Utente 994XXX
Salve!Sono una ragazza di 25 anni laureata in Medicina da qualche mese; il primo caso clinico che ho purtroppo dovuto affrontare è stato quello di mia madre che ha 53 anni. Nel mese di novembre 2008 si è sottoposta ad intervento di quadrantectomia per asportazione di carcinoma infiltrante del QSI mammella sinistra e del linfonodo sentinella.
La diagnosi istologica è stata:
-carcinoma infiltrante scarsamente differenziato(G3)della mammella con aspetti di tipo duttale e lobulare; presenti aspetti di permeazione neoplastica endovasale e perineurale peritumorale; margini di resezione chirugica esenti da neoplasia.
-frammento di ghiandola mammaria con fibrosi, ectasia cistica e metaplasia apocrina dei dotti, focale adenosi e rare microcalcificazioni;
-micrometastasi (circa 2 mm) del linfonodo sentinella.
Per la positività del linfonodo sentinella si è sottoposta ad intervento di linfoadenectomia; l'esito è stato di metastasi massiva in un linfonodo ascellare di carcinoma infiltrante e retanti linfonodi (15) esenti da neoplasia.

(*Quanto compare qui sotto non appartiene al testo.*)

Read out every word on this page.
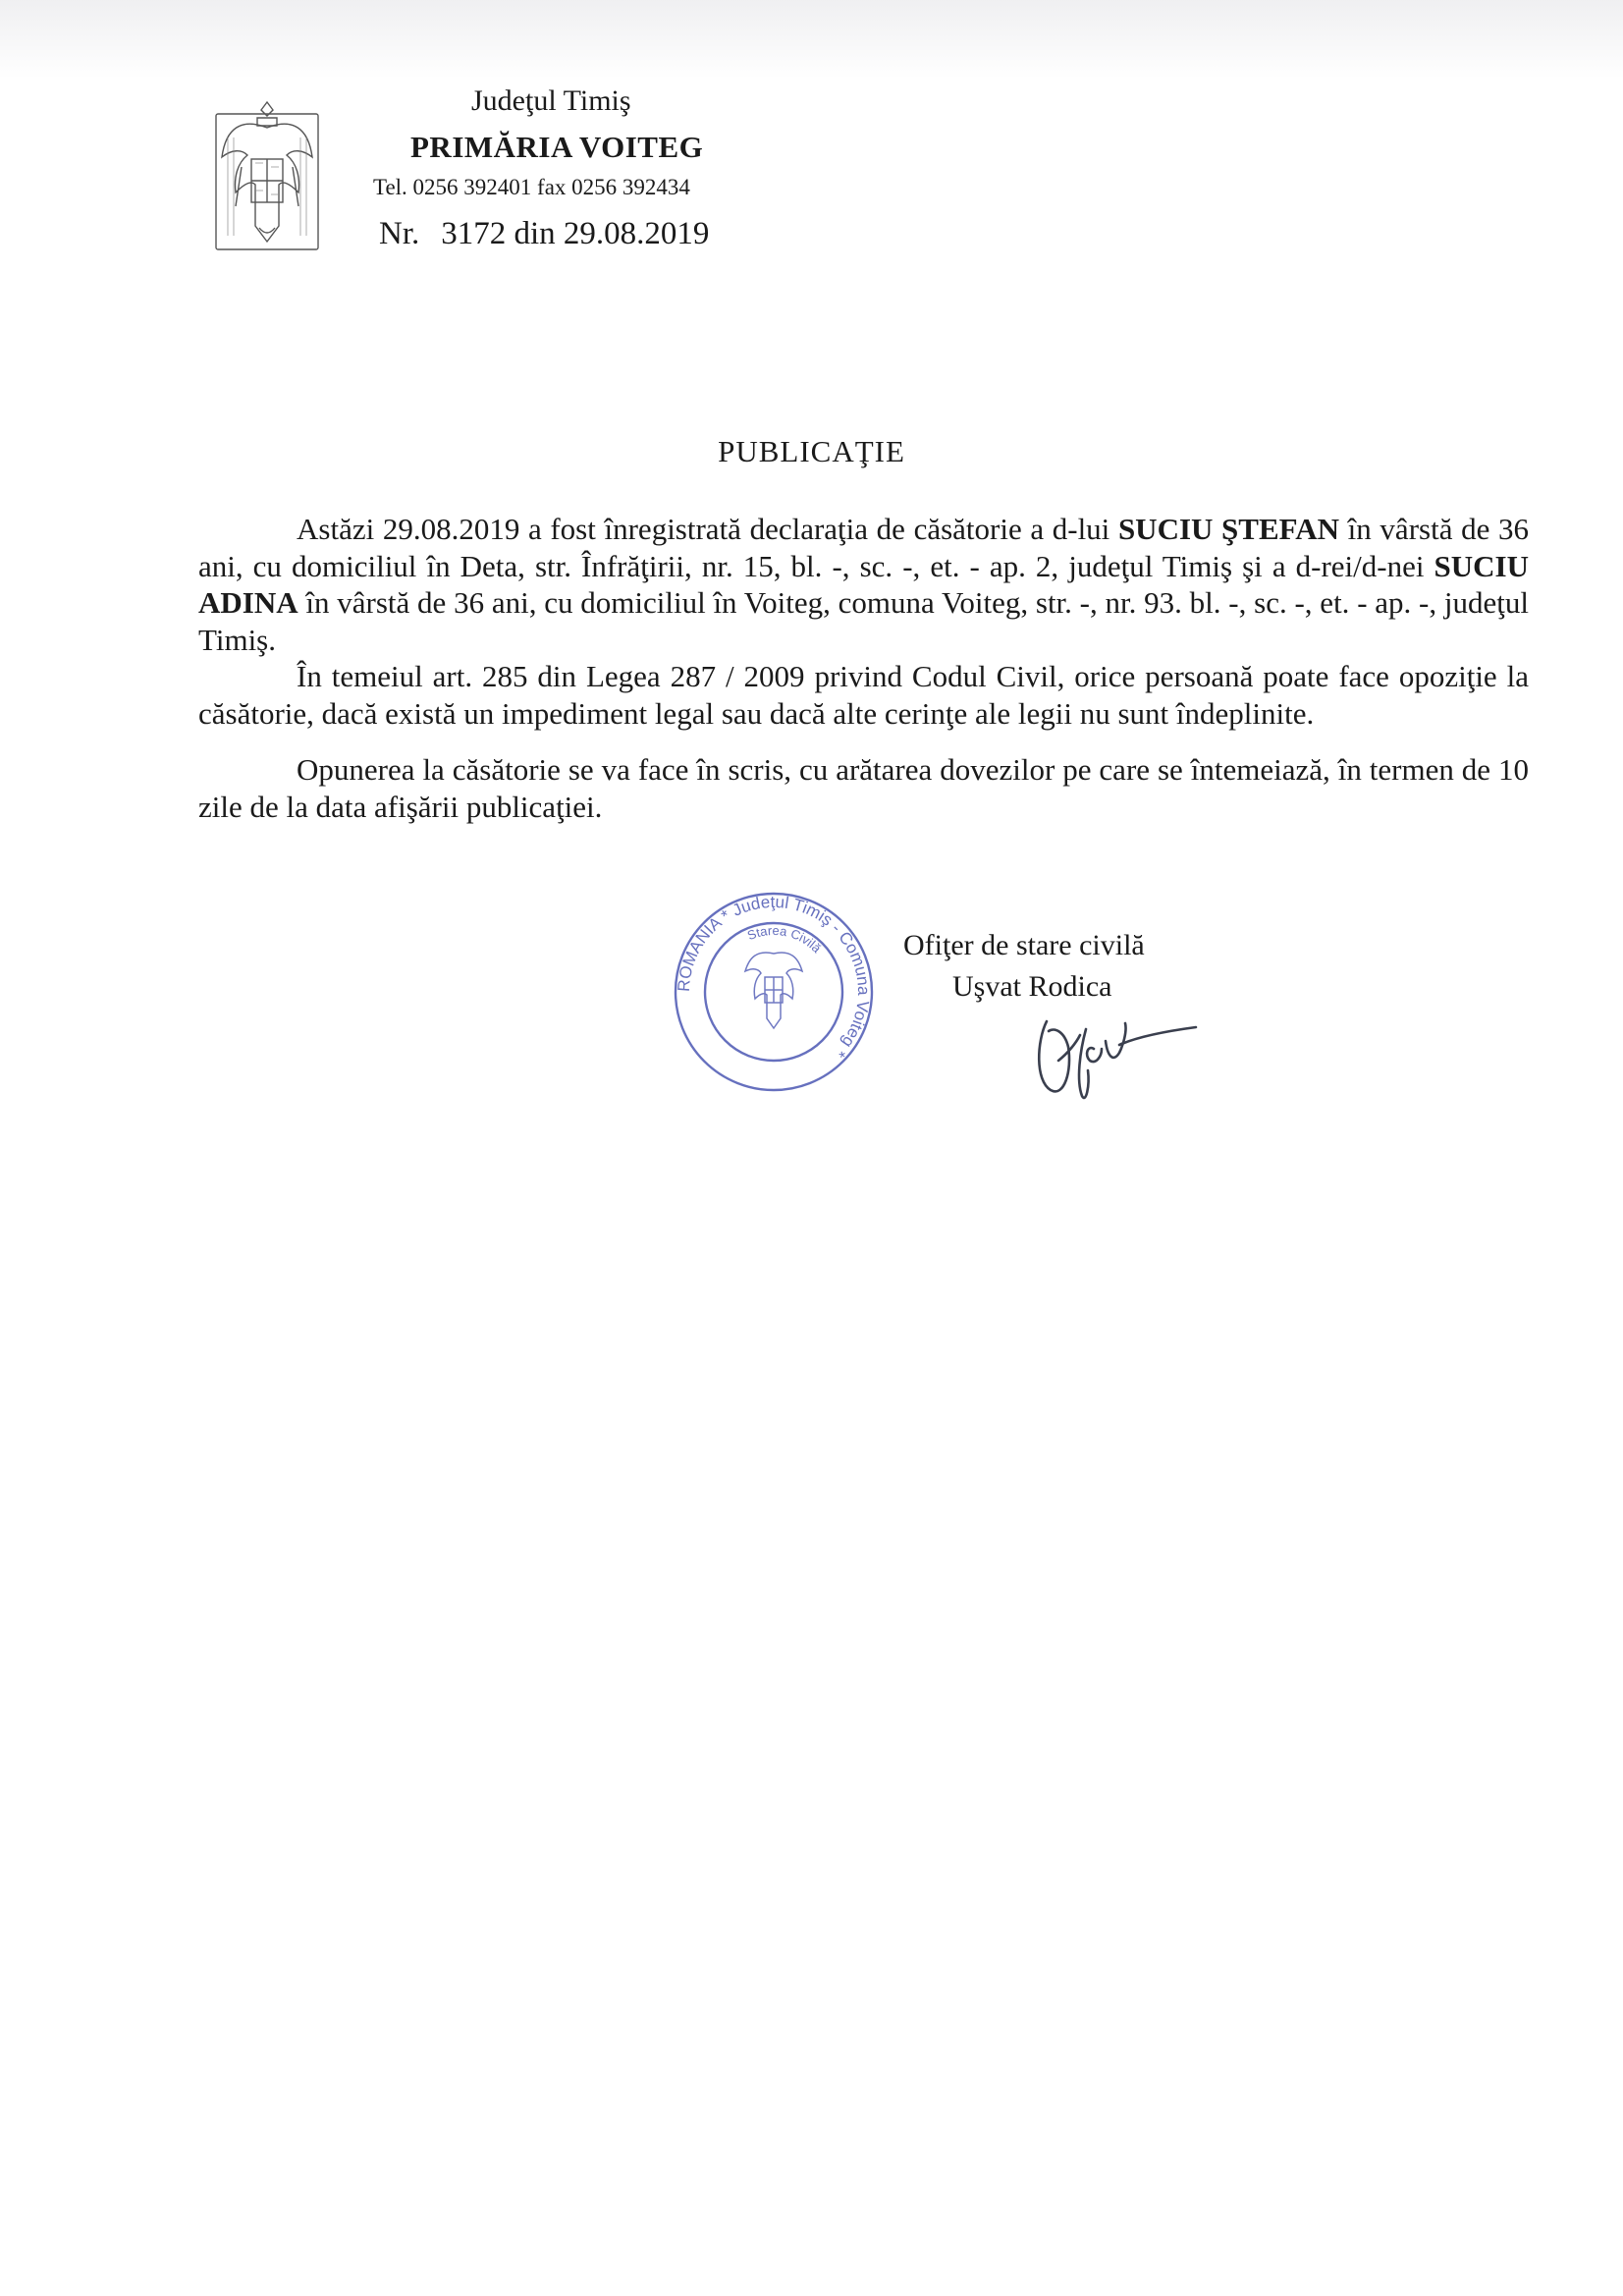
Judeţul Timiş
PRIMĂRIA VOITEG
Tel. 0256 392401 fax 0256 392434
Nr. 3172 din 29.08.2019
PUBLICAŢIE

Astăzi 29.08.2019 a fost înregistrată declaraţia de căsătorie a d-lui SUCIU ŞTEFAN în vârstă de 36 ani, cu domiciliul în Deta, str. Înfrăţirii, nr. 15, bl. -, sc. -, et. - ap. 2, judeţul Timiş şi a d-rei/d-nei SUCIU ADINA în vârstă de 36 ani, cu domiciliul în Voiteg, comuna Voiteg, str. -, nr. 93. bl. -, sc. -, et. - ap. -, judeţul Timiş.

În temeiul art. 285 din Legea 287 / 2009 privind Codul Civil, orice persoană poate face opoziţie la căsătorie, dacă există un impediment legal sau dacă alte cerinţe ale legii nu sunt îndeplinite.

Opunerea la căsătorie se va face în scris, cu arătarea dovezilor pe care se întemeiază, în termen de 10 zile de la data afişării publicaţiei.

ROMANIA * Judeţul Timiş - Comuna Voiteg *
Starea Civilă	Ofiţer de stare civilă
Uşvat Rodica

La determinazione antigenica del tumore è la seguente:
-ER: 80%
-Pgr:45%
-Ki 67:40%
-ricerca anticorpo anti her2: negativa.
La tac total body e la scintigrafia ossea sono entrambi negativi.
L'oncologo che la segue ha prescritto 8 cicli di chemioterapia; i primi 4 prevedono la combinazione di epirubicina, ciclofosfamide, 5-fluorouracile; gli ultimi 4 invece prevedono l'utilizzo dei taxani.Dopo i primi 4 cicli interromperà la chemio per sottoporsi a 30 sedute di radioterapia.Fin da subito ha iniziato l'enantone una volta al mese e il femara tutti i giorni.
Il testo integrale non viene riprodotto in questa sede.